In 1992, the movie Damaged came out, starring Juliette Binoche and Jeremy Irons. It was a heavy movie, with dark themes, including incest.
The movie was based on a similarly-titled book, by Josephine Hart, and there is a quote from the book (and the movie) that I have come across quite often:
“All damaged people are dangerous. Survival makes them so.”
However, I have had the dubious privilege of reading the book and that quote only tells half of a terrifying story.
The second half of that quote is this:
“Because they have no pity. They know that others can survive, as they did.”
The premise then follows that because people get hurt, they become hard, and then they have no problem with hurting others in turn.
I lived out this quote for a long time, not really caring what others think or feel. I actually thought it made me a badass, believe it or not! Why care about other people? No-one cared about me when I was hurting and my spirit was bleeding inside me. Why shouldn’t I give others a taste of that medicine?
No, I can’t say I felt the Spirit move (sorry, all the pastors!), but I still came to the realization that if I carried on down that path and with that mindset, the only person that I would be destroying would be myself.
So I toned it down.
I wish I can say that I have forgiven my school bullies, but I can’t. Some scars run too deep to be easily smoothed over. The wounds bled too much.
But yes, I can control how I act towards others. I can control how I treat hurting people. And I can see the darkness eating at the soul of a depressed teenager. I am a trained counselor, not because I have an affinity for psychology, but because I can see the pain in others.
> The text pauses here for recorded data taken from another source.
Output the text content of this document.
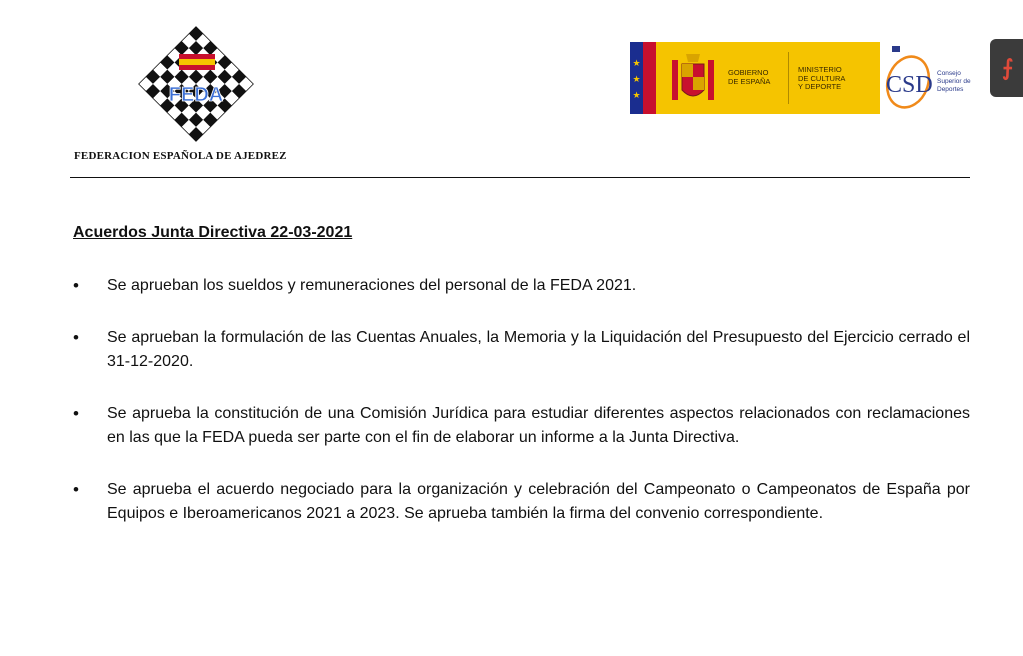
FEDA
FEDERACION ESPAÑOLA DE AJEDREZ
★
★
★
GOBIERNO
DE ESPAÑA
MINISTERIO
DE CULTURA
Y DEPORTE CSD Consejo
Superior de
Deportes
⨍
Acuerdos Junta Directiva 22-03-2021
• Se aprueban los sueldos y remuneraciones del personal de la FEDA 2021.
• Se aprueban la formulación de las Cuentas Anuales, la Memoria y la Liquidación del Presupuesto del Ejercicio cerrado el 31-12-2020.
• Se aprueba la constitución de una Comisión Jurídica para estudiar diferentes aspectos relacionados con reclamaciones en las que la FEDA pueda ser parte con el fin de elaborar un informe a la Junta Directiva.
• Se aprueba el acuerdo negociado para la organización y celebración del Campeonato o Campeonatos de España por Equipos e Iberoamericanos 2021 a 2023. Se aprueba también la firma del convenio correspondiente.
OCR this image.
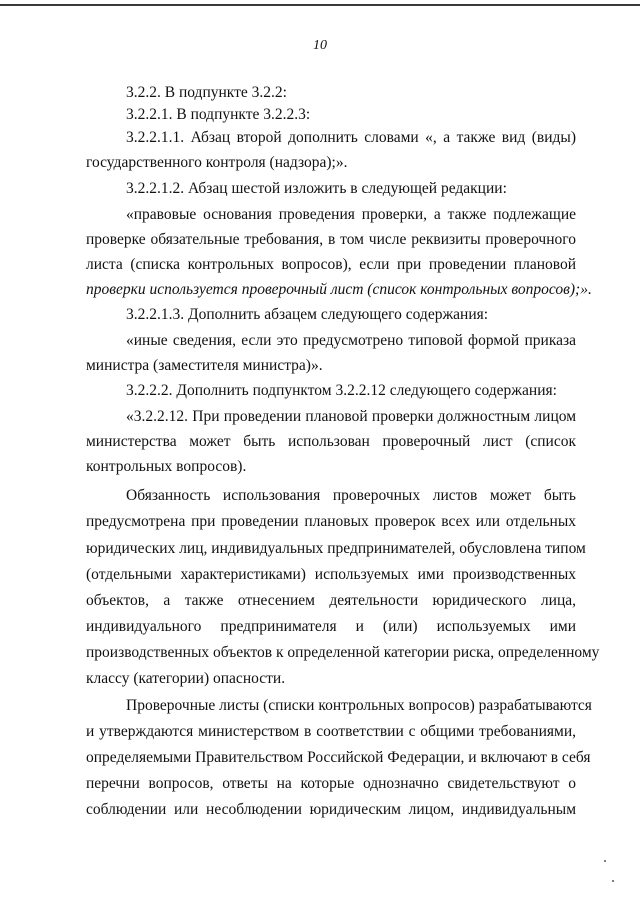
10
3.2.2. В подпункте 3.2.2:
3.2.2.1. В подпункте 3.2.2.3:
3.2.2.1.1. Абзац второй дополнить словами «, а также вид (виды)
государственного контроля (надзора);».
3.2.2.1.2. Абзац шестой изложить в следующей редакции:
«правовые основания проведения проверки, а также подлежащие
проверке обязательные требования, в том числе реквизиты проверочного
листа (списка контрольных вопросов), если при проведении плановой
проверки используется проверочный лист (список контрольных вопросов);».
3.2.2.1.3. Дополнить абзацем следующего содержания:
«иные сведения, если это предусмотрено типовой формой приказа
министра (заместителя министра)».
3.2.2.2. Дополнить подпунктом 3.2.2.12 следующего содержания:
«3.2.2.12. При проведении плановой проверки должностным лицом
министерства может быть использован проверочный лист (список
контрольных вопросов).
Обязанность использования проверочных листов может быть
предусмотрена при проведении плановых проверок всех или отдельных
юридических лиц, индивидуальных предпринимателей, обусловлена типом
(отдельными характеристиками) используемых ими производственных
объектов, а также отнесением деятельности юридического лица,
индивидуального предпринимателя и (или) используемых ими
производственных объектов к определенной категории риска, определенному
классу (категории) опасности.
Проверочные листы (списки контрольных вопросов) разрабатываются
и утверждаются министерством в соответствии с общими требованиями,
определяемыми Правительством Российской Федерации, и включают в себя
перечни вопросов, ответы на которые однозначно свидетельствуют о
соблюдении или несоблюдении юридическим лицом, индивидуальным
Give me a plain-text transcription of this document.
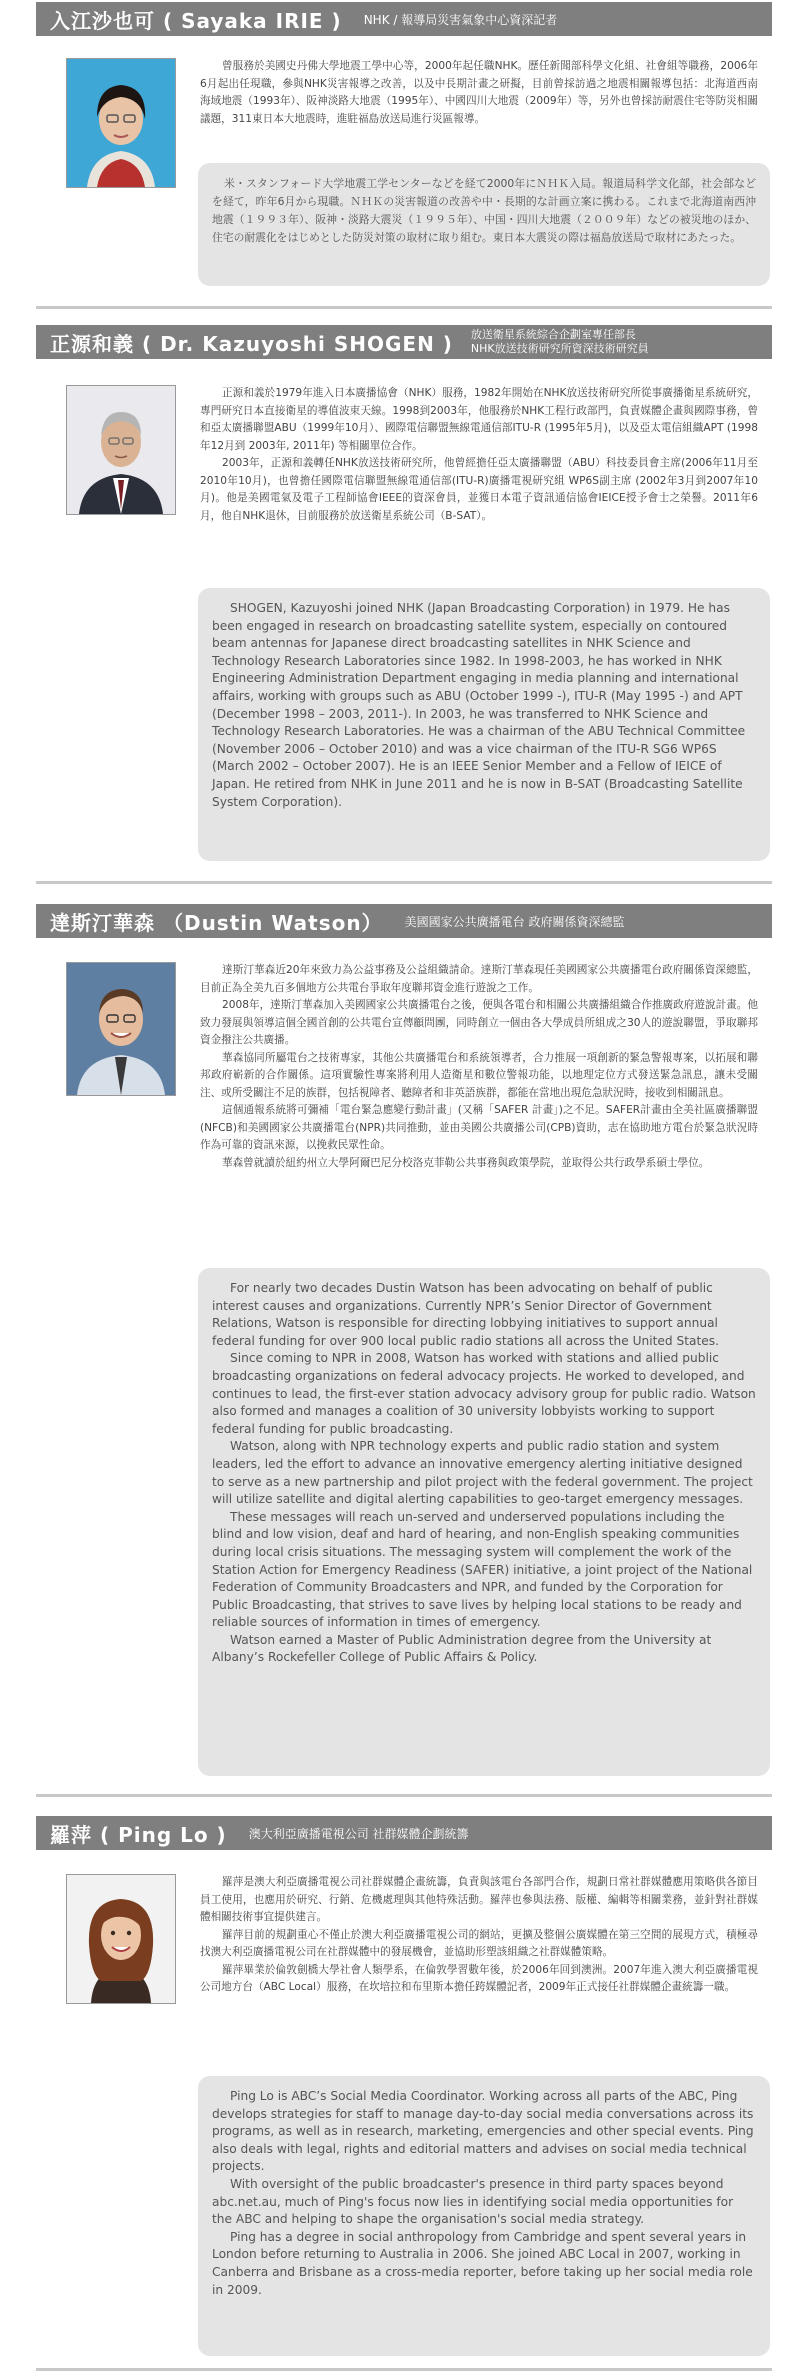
入江沙也可 ( Sayaka IRIE ) NHK / 報導局災害氣象中心資深記者

曾服務於美國史丹佛大學地震工學中心等，2000年起任職NHK。歷任新聞部科學文化組、社會組等職務，2006年6月起出任現職，參與NHK災害報導之改善，以及中長期計畫之研擬，目前曾採訪過之地震相關報導包括：北海道西南海域地震（1993年）、阪神淡路大地震（1995年）、中國四川大地震（2009年）等，另外也曾採訪耐震住宅等防災相關議題，311東日本大地震時，進駐福島放送局進行災區報導。

米・スタンフォード大学地震工学センターなどを経て2000年にＮＨＫ入局。報道局科学文化部，社会部などを経て，昨年6月から現職。ＮＨＫの災害報道の改善や中・長期的な計画立案に携わる。これまで北海道南西沖地震（１９９３年）、阪神・淡路大震災（１９９５年）、中国・四川大地震（２００９年）などの被災地のほか、住宅の耐震化をはじめとした防災対策の取材に取り組む。東日本大震災の際は福島放送局で取材にあたった。

正源和義 ( Dr. Kazuyoshi SHOGEN ) 放送衛星系統綜合企劃室專任部長
NHK放送技術研究所資深技術研究員

正源和義於1979年進入日本廣播協會（NHK）服務，1982年開始在NHK放送技術研究所從事廣播衛星系統研究，專門研究日本直接衛星的導值波束天線。1998到2003年，他服務於NHK工程行政部門，負責媒體企畫與國際事務，曾和亞太廣播聯盟ABU（1999年10月）、國際電信聯盟無線電通信部ITU-R (1995年5月)，以及亞太電信組織APT (1998年12月到 2003年, 2011年) 等相關單位合作。

2003年，正源和義轉任NHK放送技術研究所，他曾經擔任亞太廣播聯盟（ABU）科技委員會主席(2006年11月至2010年10月)，也曾擔任國際電信聯盟無線電通信部(ITU-R)廣播電視研究組 WP6S副主席 (2002年3月到2007年10月)。他是美國電氣及電子工程師協會IEEE的資深會員，並獲日本電子資訊通信協會IEICE授予會士之榮譽。2011年6月，他自NHK退休，目前服務於放送衛星系統公司（B-SAT）。

SHOGEN, Kazuyoshi joined NHK (Japan Broadcasting Corporation) in 1979. He has been engaged in research on broadcasting satellite system, especially on contoured beam antennas for Japanese direct broadcasting satellites in NHK Science and Technology Research Laboratories since 1982. In 1998-2003, he has worked in NHK Engineering Administration Department engaging in media planning and international affairs, working with groups such as ABU (October 1999 -), ITU-R (May 1995 -) and APT (December 1998 – 2003, 2011-). In 2003, he was transferred to NHK Science and Technology Research Laboratories. He was a chairman of the ABU Technical Committee (November 2006 – October 2010) and was a vice chairman of the ITU-R SG6 WP6S (March 2002 – October 2007). He is an IEEE Senior Member and a Fellow of IEICE of Japan. He retired from NHK in June 2011 and he is now in B-SAT (Broadcasting Satellite System Corporation).

達斯汀華森 （Dustin Watson） 美國國家公共廣播電台 政府關係資深總監

達斯汀華森近20年來致力為公益事務及公益組織請命。達斯汀華森現任美國國家公共廣播電台政府關係資深總監，目前正為全美九百多個地方公共電台爭取年度聯邦資金進行遊說之工作。

2008年，達斯汀華森加入美國國家公共廣播電台之後，便與各電台和相關公共廣播組織合作推廣政府遊說計畫。他致力發展與領導這個全國首創的公共電台宣傳顧問團，同時創立一個由各大學成員所組成之30人的遊說聯盟，爭取聯邦資金撥注公共廣播。

華森協同所屬電台之技術專家，其他公共廣播電台和系統領導者，合力推展一項創新的緊急警報專案，以拓展和聯邦政府嶄新的合作關係。這項實驗性專案將利用人造衛星和數位警報功能，以地理定位方式發送緊急訊息，讓未受關注、或所受關注不足的族群，包括視障者、聽障者和非英語族群，都能在當地出現危急狀況時，接收到相關訊息。

這個通報系統將可彌補「電台緊急應變行動計畫」(又稱「SAFER 計畫」)之不足。SAFER計畫由全美社區廣播聯盟(NFCB)和美國國家公共廣播電台(NPR)共同推動，並由美國公共廣播公司(CPB)資助，志在協助地方電台於緊急狀況時作為可靠的資訊來源，以挽救民眾性命。

華森曾就讀於紐約州立大學阿爾巴尼分校洛克菲勒公共事務與政策學院，並取得公共行政學系碩士學位。

For nearly two decades Dustin Watson has been advocating on behalf of public interest causes and organizations. Currently NPR’s Senior Director of Government Relations, Watson is responsible for directing lobbying initiatives to support annual federal funding for over 900 local public radio stations all across the United States.

Since coming to NPR in 2008, Watson has worked with stations and allied public broadcasting organizations on federal advocacy projects. He worked to developed, and continues to lead, the first-ever station advocacy advisory group for public radio. Watson also formed and manages a coalition of 30 university lobbyists working to support federal funding for public broadcasting.

Watson, along with NPR technology experts and public radio station and system leaders, led the effort to advance an innovative emergency alerting initiative designed to serve as a new partnership and pilot project with the federal government. The project will utilize satellite and digital alerting capabilities to geo-target emergency messages.

These messages will reach un-served and underserved populations including the blind and low vision, deaf and hard of hearing, and non-English speaking communities during local crisis situations. The messaging system will complement the work of the Station Action for Emergency Readiness (SAFER) initiative, a joint project of the National Federation of Community Broadcasters and NPR, and funded by the Corporation for Public Broadcasting, that strives to save lives by helping local stations to be ready and reliable sources of information in times of emergency.

Watson earned a Master of Public Administration degree from the University at Albany’s Rockefeller College of Public Affairs & Policy.

羅萍 ( Ping Lo ) 澳大利亞廣播電視公司 社群媒體企劃統籌

羅萍是澳大利亞廣播電視公司社群媒體企畫統籌，負責與該電台各部門合作，規劃日常社群媒體應用策略供各節目員工使用，也應用於研究、行銷、危機處理與其他特殊活動。羅萍也參與法務、版權、編輯等相關業務，並針對社群媒體相關技術事宜提供建言。

羅萍目前的規劃重心不僅止於澳大利亞廣播電視公司的網站，更擴及整個公廣媒體在第三空間的展現方式，積極尋找澳大利亞廣播電視公司在社群媒體中的發展機會，並協助形塑該組織之社群媒體策略。

羅萍畢業於倫敦劍橋大學社會人類學系，在倫敦學習數年後，於2006年回到澳洲。2007年進入澳大利亞廣播電視公司地方台（ABC Local）服務，在坎培拉和布里斯本擔任跨媒體記者，2009年正式接任社群媒體企畫統籌一職。

Ping Lo is ABC’s Social Media Coordinator. Working across all parts of the ABC, Ping develops strategies for staff to manage day-to-day social media conversations across its programs, as well as in research, marketing, emergencies and other special events. Ping also deals with legal, rights and editorial matters and advises on social media technical projects.

With oversight of the public broadcaster's presence in third party spaces beyond abc.net.au, much of Ping's focus now lies in identifying social media opportunities for the ABC and helping to shape the organisation's social media strategy.

Ping has a degree in social anthropology from Cambridge and spent several years in London before returning to Australia in 2006. She joined ABC Local in 2007, working in Canberra and Brisbane as a cross-media reporter, before taking up her social media role in 2009.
And, unlike most psychologists, I don’t merely hand out band-aids, but I try my best to get to the very root of that issue and then pull out the whole noxious weed. If that darkness is too big to remove, we make a pact with it. After all, that darkness can’t exist if the person doesn’t, can it?
However, I have given up on my quest to find a mate. Some people say that one is not complete without a soul mate, or at least a good, loving life partner.
I may never be complete. I will be whole.